Moseshvili’s desire to further her legal education at Duke Law stemmed from questions about how advancements in technology like artificial intelligence will impact human rights. She hopes her studies will better prepare her country to answer those questions in the future.
“Recently, I had a feeling that what I was doing was not enough. We have sets of human rights and standards, but those standards alone don’t help achieve social changes,” she said. “I want to help my country’s disadvantaged groups who need a more improved realization of their human rights, as well as be able to help implement the latest provisions as it pertains to advancing technologies.”
While working with in the Public Defender’s National Human Rights Institution, Moseshvili was assigned to represent Georgia in European working groups that dealt with artificial intelligence cases, an experience that opened her eyes to the knowledge gaps surrounding these new issues.
Throughout the working group discussions, she noticed very few countries had relevant knowledge to contribute on the topics and she often had little to add herself, as Georgia lacked any developments or cases from which to pull information.
“Right now, there’s work being done in a European convention on artificial intelligence. My country will have to implement these provisions and if we don’t have sufficient experience or the necessary expertise, that process will be difficult,” said Moseshvili. “I want to use this time to specialize in these issues so that when I return, I can help implement these provisions when the time comes.”
Moseshvili’s desire to aid Georgia through her continued education earned her this year’s Judy Horowitz LLM Scholarship. The award provides funds to support a deserving student who will have a positive impact on their countries and regions.
Duke Law’s courses on the intersection of AI and human rights law were of particular interest to her throughout her application process, as she aims to lead her country into a new age of policymaking.
“Many courses are oriented on the critical, current issues of human rights as they relate to evolving technology, which is fascinating,” she said. “It feels almost like they have developed these courses based on my expectations, it’s very powerful.”
Moseshvili’s philosophy of lawyering in the human rights space emphasizing immersing oneself in experiences relevant to the parties she aids.
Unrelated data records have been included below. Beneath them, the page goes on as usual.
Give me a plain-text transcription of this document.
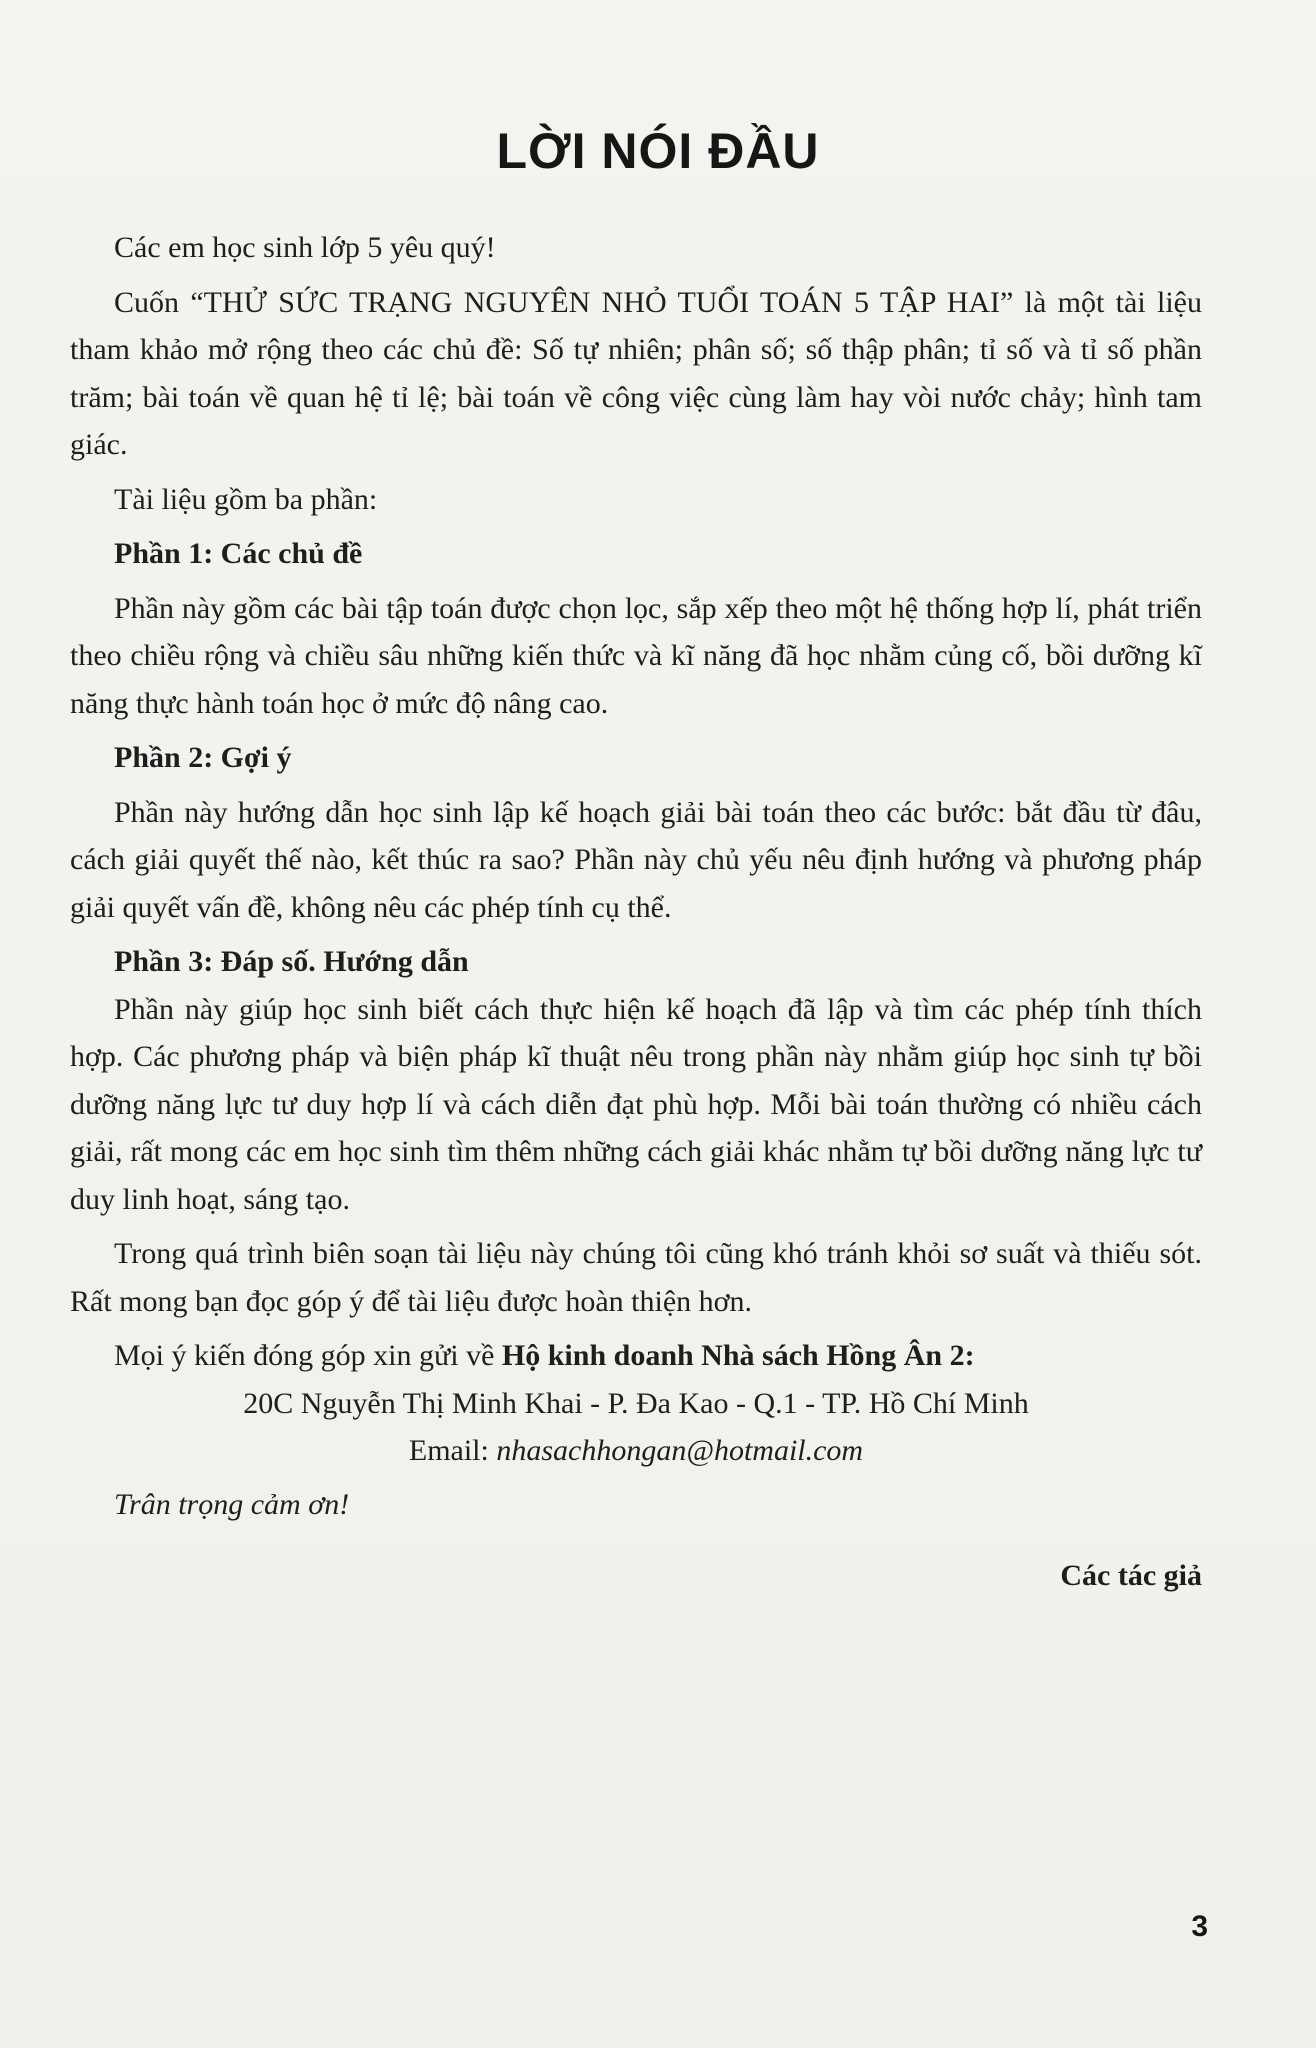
LỜI NÓI ĐẦU

Các em học sinh lớp 5 yêu quý!

Cuốn “THỬ SỨC TRẠNG NGUYÊN NHỎ TUỔI TOÁN 5 TẬP HAI” là một tài liệu tham khảo mở rộng theo các chủ đề: Số tự nhiên; phân số; số thập phân; tỉ số và tỉ số phần trăm; bài toán về quan hệ tỉ lệ; bài toán về công việc cùng làm hay vòi nước chảy; hình tam giác.

Tài liệu gồm ba phần:

Phần 1: Các chủ đề

Phần này gồm các bài tập toán được chọn lọc, sắp xếp theo một hệ thống hợp lí, phát triển theo chiều rộng và chiều sâu những kiến thức và kĩ năng đã học nhằm củng cố, bồi dưỡng kĩ năng thực hành toán học ở mức độ nâng cao.

Phần 2: Gợi ý

Phần này hướng dẫn học sinh lập kế hoạch giải bài toán theo các bước: bắt đầu từ đâu, cách giải quyết thế nào, kết thúc ra sao? Phần này chủ yếu nêu định hướng và phương pháp giải quyết vấn đề, không nêu các phép tính cụ thể.

Phần 3: Đáp số. Hướng dẫn

Phần này giúp học sinh biết cách thực hiện kế hoạch đã lập và tìm các phép tính thích hợp. Các phương pháp và biện pháp kĩ thuật nêu trong phần này nhằm giúp học sinh tự bồi dưỡng năng lực tư duy hợp lí và cách diễn đạt phù hợp. Mỗi bài toán thường có nhiều cách giải, rất mong các em học sinh tìm thêm những cách giải khác nhằm tự bồi dưỡng năng lực tư duy linh hoạt, sáng tạo.

Trong quá trình biên soạn tài liệu này chúng tôi cũng khó tránh khỏi sơ suất và thiếu sót. Rất mong bạn đọc góp ý để tài liệu được hoàn thiện hơn.

Mọi ý kiến đóng góp xin gửi về Hộ kinh doanh Nhà sách Hồng Ân 2:

20C Nguyễn Thị Minh Khai - P. Đa Kao - Q.1 - TP. Hồ Chí Minh

Email: nhasachhongan@hotmail.com

Trân trọng cảm ơn!

Các tác giả

3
This has included attending women’s soccer matches in her home country and at Duke.
“I want to do more than just read the cases and deliver the decisions, even from these kinds of actions. From my experience, clients in this space expect much more of us as human rights lawyers,” she said. “I feel a responsibility as a human rights lawyer through these types of actions to show my support for groups like women in sports, who face many obstacles and stereotypes in their career paths.”
Beyond the classroom, Moseshvili is looking forward to getting involved with student organizations and the International Human Rights Clinic in her spring semester. While she is in Durham, she is planning to say “yes” as much as possible.
“Whenever someone asks to do something, I am in, no matter how much reading I have — because I know that I will do that. I just feel that I really need to be open to anything and everything and that’s what I’m planning to do while I’m here,” she said.